Det.-Const. Jones said the 51-year-old man -- identified by the Law Times legal publication as veteran criminal lawyer Noel Daley -- began to serve as a mentor to Ms. Persaud in February 2009. He paid her a modest wage.

As the two developed a friendship, Mr. Daley began to share personal facts about his life -- including information about his dead sister.

At that time, Det.-Const. Jones said, Ms. Persaud told him "she came from a long line of witches and she was capable of doing Tarot card readings."

Mr. Daley asked for a reading. "What she brought up in the reading was that the deceased sister's spirit had returned to Earth to guide him in business success and financial prosperity, and that the spirit of his sister had inhabited a female form close to him that he had recently met -- basically [implying] that it was her," Det.-Const. Jones said.

The law, outlined under Section 365 of the Canadian Criminal Code, doesn't make witchcraft illegal, but rather the deceitful practice of it: "Every one who fraudulently ... pretends to exercise or to use any kind of witchcraft, sorcery, enchantment or conjuration ... is guilty of an offence punishable on summary conviction."

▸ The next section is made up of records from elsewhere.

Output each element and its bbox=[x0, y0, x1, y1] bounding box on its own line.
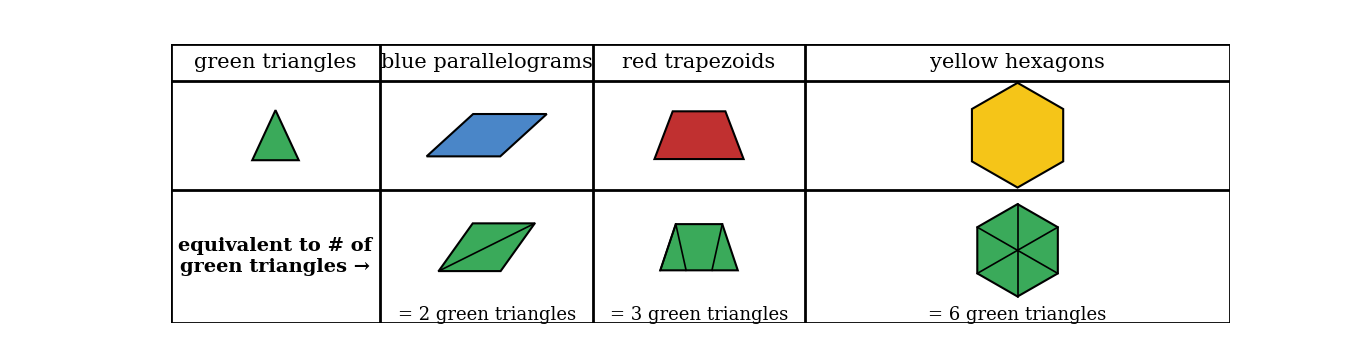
Text: = 3 green triangles: = 3 green triangles bbox=[610, 306, 789, 325]
Polygon shape bbox=[660, 224, 738, 270]
Polygon shape bbox=[977, 204, 1058, 297]
Text: red trapezoids: red trapezoids bbox=[622, 53, 775, 72]
Text: yellow hexagons: yellow hexagons bbox=[930, 53, 1105, 72]
Polygon shape bbox=[972, 83, 1064, 188]
Polygon shape bbox=[439, 223, 534, 271]
Polygon shape bbox=[655, 111, 744, 159]
Text: green triangles: green triangles bbox=[194, 53, 357, 72]
Text: equivalent to # of
green triangles →: equivalent to # of green triangles → bbox=[179, 237, 372, 276]
Text: blue parallelograms: blue parallelograms bbox=[381, 53, 593, 72]
Polygon shape bbox=[253, 110, 299, 160]
Polygon shape bbox=[427, 114, 547, 156]
Text: = 6 green triangles: = 6 green triangles bbox=[928, 306, 1107, 325]
Text: = 2 green triangles: = 2 green triangles bbox=[398, 306, 576, 325]
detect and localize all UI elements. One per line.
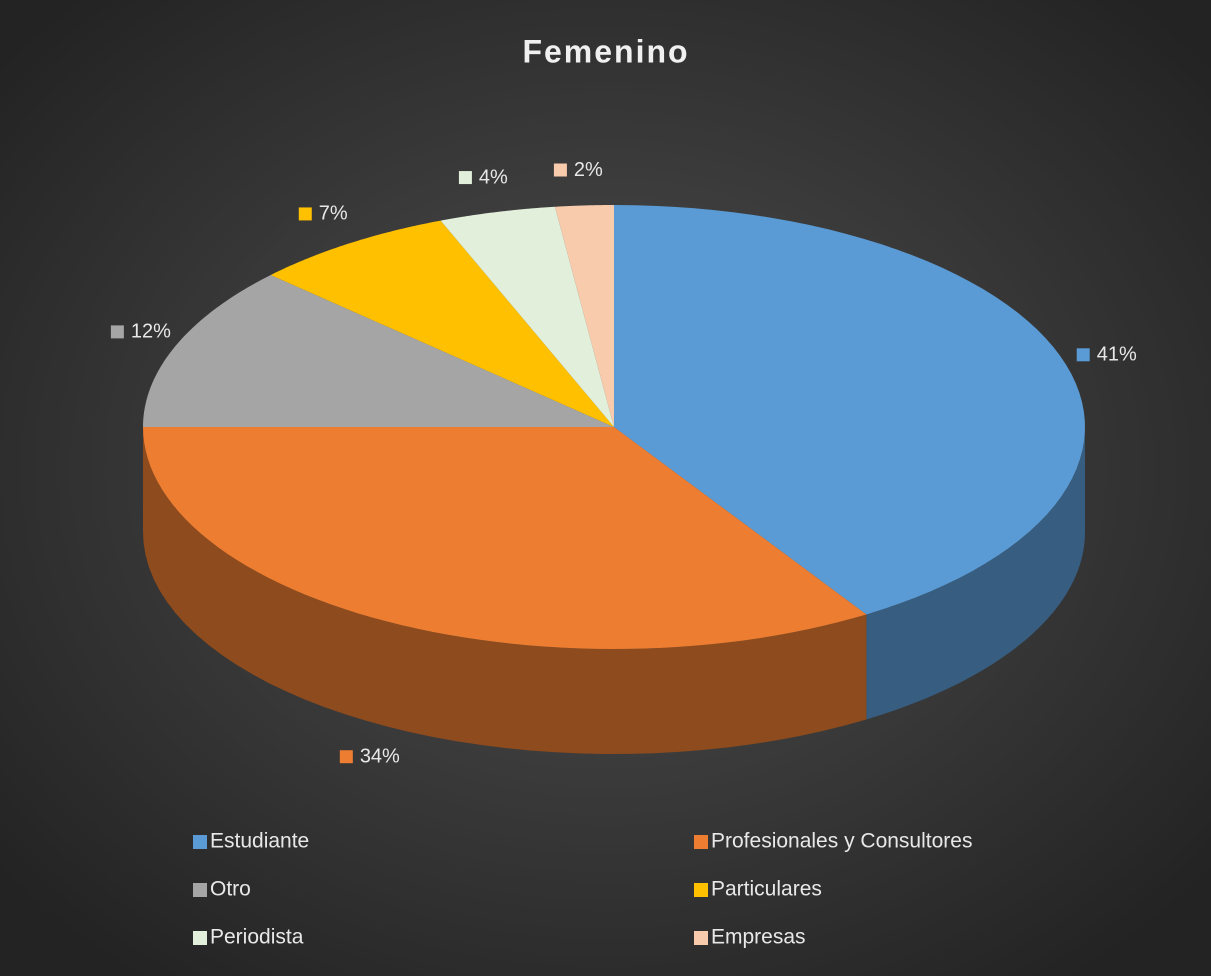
legend-label: Empresas [711,926,806,949]
label-marker [458,171,472,185]
legend-swatch [193,883,207,897]
data-label: 12% [131,321,171,343]
legend-label: Periodista [210,926,304,949]
data-label: 4% [479,166,508,188]
legend-label: Profesionales y Consultores [711,830,972,853]
legend-swatch [193,931,207,945]
legend-swatch [694,931,708,945]
data-label: 2% [574,159,603,181]
label-marker [110,325,124,339]
label-marker [1076,348,1090,362]
label-marker [298,207,312,221]
legend-swatch [193,835,207,849]
legend-swatch [694,835,708,849]
pie-slice [143,275,614,427]
pie-side [866,427,1085,720]
data-label: 7% [319,203,348,225]
pie-slice [554,205,614,427]
pie-side [143,427,867,754]
legend-label: Particulares [711,878,822,901]
data-label: 34% [360,745,400,767]
label-marker [553,163,567,177]
legend-label: Estudiante [210,830,309,853]
chart-title: Femenino [522,33,689,69]
label-marker [339,750,353,764]
legend-swatch [694,883,708,897]
pie-slice [270,220,614,427]
pie-slice [143,427,867,649]
pie-slice [614,205,1085,615]
legend-label: Otro [210,878,251,901]
pie-slice [440,206,614,427]
data-label: 41% [1097,344,1137,366]
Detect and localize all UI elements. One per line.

Ms. Persaud pitched Mr. Daley a number of business opportunities -- including representing movie stars during the Toronto International Film Festival (TIFF), Mr. Daley told the Law Times. He said he paid for clothing, spa treatments, office supplies, groceries and rent and transportation fees, among other things -- to the tune of $148,000.

When the TIFF celebrities did not show up to a party apparently organized by Ms. Persaud but paid for by Mr. Daley, he suspected he'd been had.

Det.-Const. Jones said Ms. Persaud, who was charged in mid-November, has a history of fraud, and was before the courts on several other charges at the time.